Productivity gap
We are told “the UK Government must prioritise an industrial strategy to help UK firms as new technology gains traction, the Confederation of British Industry is today urging”.
I wonder why the CBI would appeal to a UK government currently be set by more important issues such as Brexit and sexual harassment, and with a record of low improvements in productivity.
The UK performance since 2006 is miniscule to say the least. OECD statistics covering GDP produced per capita per hour shows a clear stagnation. 2006 showed $46.50 per hour increasing to a paltry $47.50 per hour or an increase of one dollar or around two per cent.
Compare that with a country across the North Sea, Denmark, where the 2006 figure was $59.30 rising to $63.50 in 2016. That is an increase of seven per cent on a higher figure and leaves this country with a 33.7 per cent advantage in terms of value output per hour compared with the UK.
Scotland has about the same productivity level as England and Wales, so these figures are compatible for Scotland despite the fact that billions have been spent on business development through Scottish Enterprise and Highlands and Islands Enterprise.
It would seem as if the money spent by the Scottish Government has little to show for the effort, at least in terms of productivity increases.
Perhaps the time has come for business to look elsewhere for improvements to the private economy, dominated as it is by companies that are members of CBI and similar organisations including Chambers of Commerce.
What about these looking at themselves and increasing their effort to lift productivity in their members, rather than looking to government with a poor track record in introducing new technology?
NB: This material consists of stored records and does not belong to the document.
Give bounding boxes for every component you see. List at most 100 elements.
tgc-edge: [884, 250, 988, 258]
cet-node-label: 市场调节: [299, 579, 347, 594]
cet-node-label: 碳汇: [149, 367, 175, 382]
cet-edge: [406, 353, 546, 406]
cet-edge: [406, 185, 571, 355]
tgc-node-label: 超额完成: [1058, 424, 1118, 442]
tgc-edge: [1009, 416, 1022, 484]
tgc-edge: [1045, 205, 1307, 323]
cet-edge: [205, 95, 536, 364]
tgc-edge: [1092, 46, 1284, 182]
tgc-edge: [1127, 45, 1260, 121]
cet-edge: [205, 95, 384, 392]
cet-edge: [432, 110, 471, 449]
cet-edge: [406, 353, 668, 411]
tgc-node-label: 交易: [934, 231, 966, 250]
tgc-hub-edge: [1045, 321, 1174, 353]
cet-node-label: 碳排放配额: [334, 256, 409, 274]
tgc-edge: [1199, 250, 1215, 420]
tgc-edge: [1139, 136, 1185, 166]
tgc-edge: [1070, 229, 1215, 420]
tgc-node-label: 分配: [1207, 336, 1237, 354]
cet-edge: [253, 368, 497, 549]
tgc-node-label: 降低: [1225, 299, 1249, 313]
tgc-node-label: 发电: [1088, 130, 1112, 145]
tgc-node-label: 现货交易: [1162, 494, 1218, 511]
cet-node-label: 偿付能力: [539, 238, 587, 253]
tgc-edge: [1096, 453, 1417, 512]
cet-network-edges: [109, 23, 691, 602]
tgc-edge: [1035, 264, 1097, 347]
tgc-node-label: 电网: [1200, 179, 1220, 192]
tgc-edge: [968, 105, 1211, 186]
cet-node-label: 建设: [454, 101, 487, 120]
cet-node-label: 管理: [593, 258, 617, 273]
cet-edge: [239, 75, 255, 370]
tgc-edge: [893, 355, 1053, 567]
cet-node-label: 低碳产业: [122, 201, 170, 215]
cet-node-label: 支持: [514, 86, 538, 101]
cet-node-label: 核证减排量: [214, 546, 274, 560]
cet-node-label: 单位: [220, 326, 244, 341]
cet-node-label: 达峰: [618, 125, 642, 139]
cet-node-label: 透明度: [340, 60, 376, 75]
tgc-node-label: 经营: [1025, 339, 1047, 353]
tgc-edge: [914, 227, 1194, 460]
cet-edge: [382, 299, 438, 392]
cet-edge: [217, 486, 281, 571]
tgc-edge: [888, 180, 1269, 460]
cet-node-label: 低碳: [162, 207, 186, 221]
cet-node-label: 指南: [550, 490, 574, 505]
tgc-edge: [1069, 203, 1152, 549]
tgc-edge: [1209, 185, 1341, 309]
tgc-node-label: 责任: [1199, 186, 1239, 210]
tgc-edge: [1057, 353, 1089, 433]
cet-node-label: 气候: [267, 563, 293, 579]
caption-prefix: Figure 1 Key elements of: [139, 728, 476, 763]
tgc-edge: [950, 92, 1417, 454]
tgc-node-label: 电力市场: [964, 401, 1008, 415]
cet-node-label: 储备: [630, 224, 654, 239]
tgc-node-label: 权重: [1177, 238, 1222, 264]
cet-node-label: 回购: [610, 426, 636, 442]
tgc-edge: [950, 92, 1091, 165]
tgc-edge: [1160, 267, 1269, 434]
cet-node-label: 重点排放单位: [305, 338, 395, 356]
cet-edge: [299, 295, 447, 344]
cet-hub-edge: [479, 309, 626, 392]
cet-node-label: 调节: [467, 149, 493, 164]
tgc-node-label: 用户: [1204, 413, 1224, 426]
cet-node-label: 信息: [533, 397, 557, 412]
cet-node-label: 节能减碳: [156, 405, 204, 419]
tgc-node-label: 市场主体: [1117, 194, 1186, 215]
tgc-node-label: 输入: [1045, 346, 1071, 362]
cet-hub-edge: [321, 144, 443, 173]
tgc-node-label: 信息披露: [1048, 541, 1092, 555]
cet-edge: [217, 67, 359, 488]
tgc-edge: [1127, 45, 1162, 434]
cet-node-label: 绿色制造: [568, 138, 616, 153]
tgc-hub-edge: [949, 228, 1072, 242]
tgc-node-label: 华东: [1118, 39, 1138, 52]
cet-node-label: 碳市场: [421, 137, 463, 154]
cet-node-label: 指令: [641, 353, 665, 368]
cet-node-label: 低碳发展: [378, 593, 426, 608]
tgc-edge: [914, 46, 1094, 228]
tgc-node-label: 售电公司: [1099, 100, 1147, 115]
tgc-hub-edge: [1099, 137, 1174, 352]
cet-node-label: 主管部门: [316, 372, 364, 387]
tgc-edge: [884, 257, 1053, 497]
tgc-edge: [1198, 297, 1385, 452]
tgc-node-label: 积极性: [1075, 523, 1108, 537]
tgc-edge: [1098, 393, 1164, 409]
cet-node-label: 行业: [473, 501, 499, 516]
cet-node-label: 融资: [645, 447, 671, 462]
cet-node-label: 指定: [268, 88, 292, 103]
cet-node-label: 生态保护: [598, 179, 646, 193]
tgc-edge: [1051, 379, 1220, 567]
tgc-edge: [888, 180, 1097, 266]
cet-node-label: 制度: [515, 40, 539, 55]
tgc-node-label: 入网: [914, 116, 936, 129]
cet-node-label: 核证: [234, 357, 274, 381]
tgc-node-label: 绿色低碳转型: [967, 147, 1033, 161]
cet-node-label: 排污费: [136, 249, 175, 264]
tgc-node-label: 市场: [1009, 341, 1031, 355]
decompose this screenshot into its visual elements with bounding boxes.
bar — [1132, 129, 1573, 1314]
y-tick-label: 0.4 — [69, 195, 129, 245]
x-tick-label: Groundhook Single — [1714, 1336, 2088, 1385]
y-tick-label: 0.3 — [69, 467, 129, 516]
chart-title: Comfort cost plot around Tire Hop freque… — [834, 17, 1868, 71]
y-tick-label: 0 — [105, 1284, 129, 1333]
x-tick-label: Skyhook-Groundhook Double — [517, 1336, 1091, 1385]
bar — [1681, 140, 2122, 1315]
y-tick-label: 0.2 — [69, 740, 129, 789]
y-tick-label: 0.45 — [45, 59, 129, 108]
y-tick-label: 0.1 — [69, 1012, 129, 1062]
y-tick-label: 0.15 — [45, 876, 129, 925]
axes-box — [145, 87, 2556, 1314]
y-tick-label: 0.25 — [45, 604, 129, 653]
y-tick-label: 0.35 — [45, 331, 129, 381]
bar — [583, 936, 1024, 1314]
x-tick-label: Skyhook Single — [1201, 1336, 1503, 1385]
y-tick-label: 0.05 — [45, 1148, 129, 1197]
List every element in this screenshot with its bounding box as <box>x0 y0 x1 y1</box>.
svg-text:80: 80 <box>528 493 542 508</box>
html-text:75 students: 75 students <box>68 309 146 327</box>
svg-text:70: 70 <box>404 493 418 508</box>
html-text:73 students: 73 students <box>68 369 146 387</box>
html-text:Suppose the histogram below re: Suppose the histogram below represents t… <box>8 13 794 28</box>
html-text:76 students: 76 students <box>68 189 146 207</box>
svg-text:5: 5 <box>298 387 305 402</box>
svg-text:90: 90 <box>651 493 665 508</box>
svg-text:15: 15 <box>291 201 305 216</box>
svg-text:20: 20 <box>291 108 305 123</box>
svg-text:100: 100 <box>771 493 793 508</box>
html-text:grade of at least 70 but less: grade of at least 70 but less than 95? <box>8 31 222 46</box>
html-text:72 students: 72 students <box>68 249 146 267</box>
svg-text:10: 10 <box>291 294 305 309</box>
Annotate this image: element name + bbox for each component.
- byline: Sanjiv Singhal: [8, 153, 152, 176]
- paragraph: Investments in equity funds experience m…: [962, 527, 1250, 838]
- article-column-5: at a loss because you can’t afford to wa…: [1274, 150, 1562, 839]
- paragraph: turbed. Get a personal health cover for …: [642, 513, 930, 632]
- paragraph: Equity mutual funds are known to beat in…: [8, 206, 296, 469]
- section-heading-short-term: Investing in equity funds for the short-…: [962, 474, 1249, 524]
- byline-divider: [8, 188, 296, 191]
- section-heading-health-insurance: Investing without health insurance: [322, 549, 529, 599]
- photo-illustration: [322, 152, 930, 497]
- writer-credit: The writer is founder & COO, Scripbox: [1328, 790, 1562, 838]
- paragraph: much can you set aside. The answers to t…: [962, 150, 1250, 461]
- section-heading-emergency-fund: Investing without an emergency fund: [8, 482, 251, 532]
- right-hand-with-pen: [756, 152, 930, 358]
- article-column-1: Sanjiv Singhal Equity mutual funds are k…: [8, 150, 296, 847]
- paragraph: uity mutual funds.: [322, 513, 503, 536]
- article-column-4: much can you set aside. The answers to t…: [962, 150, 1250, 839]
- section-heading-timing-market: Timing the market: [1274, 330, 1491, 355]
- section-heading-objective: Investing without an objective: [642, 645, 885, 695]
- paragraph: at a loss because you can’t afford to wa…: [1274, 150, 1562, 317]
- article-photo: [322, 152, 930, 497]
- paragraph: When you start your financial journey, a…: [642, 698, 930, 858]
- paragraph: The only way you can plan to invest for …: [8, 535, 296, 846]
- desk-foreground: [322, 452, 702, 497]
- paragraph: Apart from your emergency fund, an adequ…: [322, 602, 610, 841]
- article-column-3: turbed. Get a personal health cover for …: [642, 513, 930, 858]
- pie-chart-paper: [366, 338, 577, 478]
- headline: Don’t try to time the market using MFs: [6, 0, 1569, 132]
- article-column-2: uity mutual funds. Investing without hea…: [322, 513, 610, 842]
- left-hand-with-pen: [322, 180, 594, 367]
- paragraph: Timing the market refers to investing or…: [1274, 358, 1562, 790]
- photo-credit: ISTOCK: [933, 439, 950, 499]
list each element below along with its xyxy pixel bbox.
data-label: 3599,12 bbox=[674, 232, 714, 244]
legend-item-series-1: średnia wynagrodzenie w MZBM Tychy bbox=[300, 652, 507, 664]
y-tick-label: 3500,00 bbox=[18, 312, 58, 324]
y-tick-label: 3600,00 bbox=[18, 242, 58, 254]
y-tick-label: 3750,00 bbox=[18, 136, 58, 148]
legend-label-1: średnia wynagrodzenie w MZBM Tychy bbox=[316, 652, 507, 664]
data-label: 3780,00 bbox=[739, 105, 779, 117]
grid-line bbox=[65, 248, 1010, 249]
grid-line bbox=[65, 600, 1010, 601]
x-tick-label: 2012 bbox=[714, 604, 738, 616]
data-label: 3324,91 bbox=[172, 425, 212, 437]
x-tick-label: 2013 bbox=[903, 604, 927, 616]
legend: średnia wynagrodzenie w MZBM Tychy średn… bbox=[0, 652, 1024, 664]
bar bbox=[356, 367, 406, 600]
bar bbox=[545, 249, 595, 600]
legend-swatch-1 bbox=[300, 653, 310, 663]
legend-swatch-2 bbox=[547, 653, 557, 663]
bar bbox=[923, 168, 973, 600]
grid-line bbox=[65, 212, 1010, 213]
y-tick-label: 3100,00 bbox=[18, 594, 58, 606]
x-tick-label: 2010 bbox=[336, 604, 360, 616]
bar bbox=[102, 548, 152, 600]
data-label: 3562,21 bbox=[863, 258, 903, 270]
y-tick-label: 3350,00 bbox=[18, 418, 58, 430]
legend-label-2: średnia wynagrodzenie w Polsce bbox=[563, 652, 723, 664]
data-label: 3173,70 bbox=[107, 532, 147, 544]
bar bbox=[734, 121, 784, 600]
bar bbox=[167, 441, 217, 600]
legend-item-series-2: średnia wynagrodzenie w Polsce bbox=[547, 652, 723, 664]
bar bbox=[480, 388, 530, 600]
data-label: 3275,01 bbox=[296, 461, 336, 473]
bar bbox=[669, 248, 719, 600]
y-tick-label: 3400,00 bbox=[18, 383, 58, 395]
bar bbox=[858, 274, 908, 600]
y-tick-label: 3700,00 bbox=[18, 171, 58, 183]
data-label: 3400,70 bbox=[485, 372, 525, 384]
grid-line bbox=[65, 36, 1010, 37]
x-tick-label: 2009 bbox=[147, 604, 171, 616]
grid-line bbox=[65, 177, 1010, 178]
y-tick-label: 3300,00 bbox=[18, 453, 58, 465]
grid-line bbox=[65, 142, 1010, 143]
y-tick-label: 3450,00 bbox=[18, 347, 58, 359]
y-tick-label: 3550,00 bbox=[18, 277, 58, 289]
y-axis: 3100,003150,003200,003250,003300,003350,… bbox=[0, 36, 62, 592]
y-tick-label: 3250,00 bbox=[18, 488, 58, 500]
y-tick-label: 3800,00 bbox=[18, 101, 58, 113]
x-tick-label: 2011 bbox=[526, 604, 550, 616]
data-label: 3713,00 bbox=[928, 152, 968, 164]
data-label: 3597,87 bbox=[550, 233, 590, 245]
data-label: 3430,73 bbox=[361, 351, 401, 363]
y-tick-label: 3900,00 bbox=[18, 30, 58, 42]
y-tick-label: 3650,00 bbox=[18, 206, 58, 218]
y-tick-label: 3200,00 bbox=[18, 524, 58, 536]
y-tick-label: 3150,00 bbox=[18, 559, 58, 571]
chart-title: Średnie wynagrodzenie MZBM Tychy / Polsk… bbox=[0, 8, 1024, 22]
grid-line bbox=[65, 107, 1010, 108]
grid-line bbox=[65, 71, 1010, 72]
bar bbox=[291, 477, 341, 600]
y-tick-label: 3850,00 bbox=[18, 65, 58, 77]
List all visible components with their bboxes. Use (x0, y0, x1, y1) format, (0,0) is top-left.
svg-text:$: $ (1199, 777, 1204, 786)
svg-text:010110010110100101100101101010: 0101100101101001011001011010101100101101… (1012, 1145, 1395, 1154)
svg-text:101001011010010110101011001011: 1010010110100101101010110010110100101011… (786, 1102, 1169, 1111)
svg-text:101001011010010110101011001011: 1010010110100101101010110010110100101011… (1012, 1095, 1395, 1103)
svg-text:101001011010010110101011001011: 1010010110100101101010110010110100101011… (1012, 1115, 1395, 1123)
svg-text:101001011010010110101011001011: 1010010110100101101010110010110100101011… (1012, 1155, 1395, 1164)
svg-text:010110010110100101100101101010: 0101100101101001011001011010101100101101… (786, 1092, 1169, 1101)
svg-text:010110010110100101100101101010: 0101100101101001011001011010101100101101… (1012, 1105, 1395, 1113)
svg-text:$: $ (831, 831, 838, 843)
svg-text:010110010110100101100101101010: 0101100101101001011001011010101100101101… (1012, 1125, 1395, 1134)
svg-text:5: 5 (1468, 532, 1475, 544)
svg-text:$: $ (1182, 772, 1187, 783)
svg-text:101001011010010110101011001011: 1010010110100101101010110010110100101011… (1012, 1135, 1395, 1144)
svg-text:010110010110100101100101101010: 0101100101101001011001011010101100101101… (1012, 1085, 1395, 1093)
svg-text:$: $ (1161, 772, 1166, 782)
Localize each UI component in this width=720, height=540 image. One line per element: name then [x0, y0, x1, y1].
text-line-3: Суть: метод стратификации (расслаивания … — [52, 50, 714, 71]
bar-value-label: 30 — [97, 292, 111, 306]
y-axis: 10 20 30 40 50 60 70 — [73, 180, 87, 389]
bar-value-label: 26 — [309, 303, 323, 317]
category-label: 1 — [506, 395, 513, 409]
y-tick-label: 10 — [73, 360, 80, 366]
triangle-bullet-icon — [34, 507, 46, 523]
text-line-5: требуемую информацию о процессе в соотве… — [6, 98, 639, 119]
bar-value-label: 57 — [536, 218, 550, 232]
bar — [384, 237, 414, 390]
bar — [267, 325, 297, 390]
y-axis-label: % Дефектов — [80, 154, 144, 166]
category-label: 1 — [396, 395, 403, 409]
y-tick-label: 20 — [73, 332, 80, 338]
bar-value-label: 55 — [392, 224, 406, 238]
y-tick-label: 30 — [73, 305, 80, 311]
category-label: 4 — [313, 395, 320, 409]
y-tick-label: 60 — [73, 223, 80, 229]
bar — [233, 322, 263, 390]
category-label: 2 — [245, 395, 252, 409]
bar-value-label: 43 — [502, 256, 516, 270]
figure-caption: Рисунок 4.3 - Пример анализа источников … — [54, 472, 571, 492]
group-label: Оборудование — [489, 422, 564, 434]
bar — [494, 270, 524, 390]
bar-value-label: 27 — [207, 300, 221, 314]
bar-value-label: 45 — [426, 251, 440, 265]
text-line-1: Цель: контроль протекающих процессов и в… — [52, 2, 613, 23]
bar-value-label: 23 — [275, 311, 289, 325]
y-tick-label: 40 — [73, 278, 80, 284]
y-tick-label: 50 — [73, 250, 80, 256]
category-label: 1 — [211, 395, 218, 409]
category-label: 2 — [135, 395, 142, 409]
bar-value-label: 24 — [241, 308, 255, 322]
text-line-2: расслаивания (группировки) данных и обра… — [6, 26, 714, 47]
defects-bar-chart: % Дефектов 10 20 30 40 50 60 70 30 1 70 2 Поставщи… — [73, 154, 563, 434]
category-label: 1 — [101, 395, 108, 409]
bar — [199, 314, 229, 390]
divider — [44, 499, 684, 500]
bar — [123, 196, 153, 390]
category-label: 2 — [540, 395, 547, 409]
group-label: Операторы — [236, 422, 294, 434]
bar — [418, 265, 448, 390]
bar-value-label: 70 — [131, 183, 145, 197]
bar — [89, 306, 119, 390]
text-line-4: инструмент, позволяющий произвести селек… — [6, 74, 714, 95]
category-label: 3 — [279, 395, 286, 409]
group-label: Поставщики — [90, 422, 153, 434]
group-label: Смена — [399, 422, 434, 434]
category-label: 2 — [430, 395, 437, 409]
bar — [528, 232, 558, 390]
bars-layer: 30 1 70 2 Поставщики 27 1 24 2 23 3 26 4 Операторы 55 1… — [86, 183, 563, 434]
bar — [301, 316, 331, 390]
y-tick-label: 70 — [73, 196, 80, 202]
With the productivity gap so wide compared with top performing OECD countries, one would think this is an easy game. Just go out and copy what they are doing rather than thinking “not invented here”. Productivity improve- ments also have a role to play in the current Scottish debate over tax increases. tax increases happen automatically when the output per person per hour goes up. The individual worker with a higher income simply pays more tax without any increase in tax rates.
As the worker’s income goes up, it will even be possible to increase the rates and leave enough to pay the bills.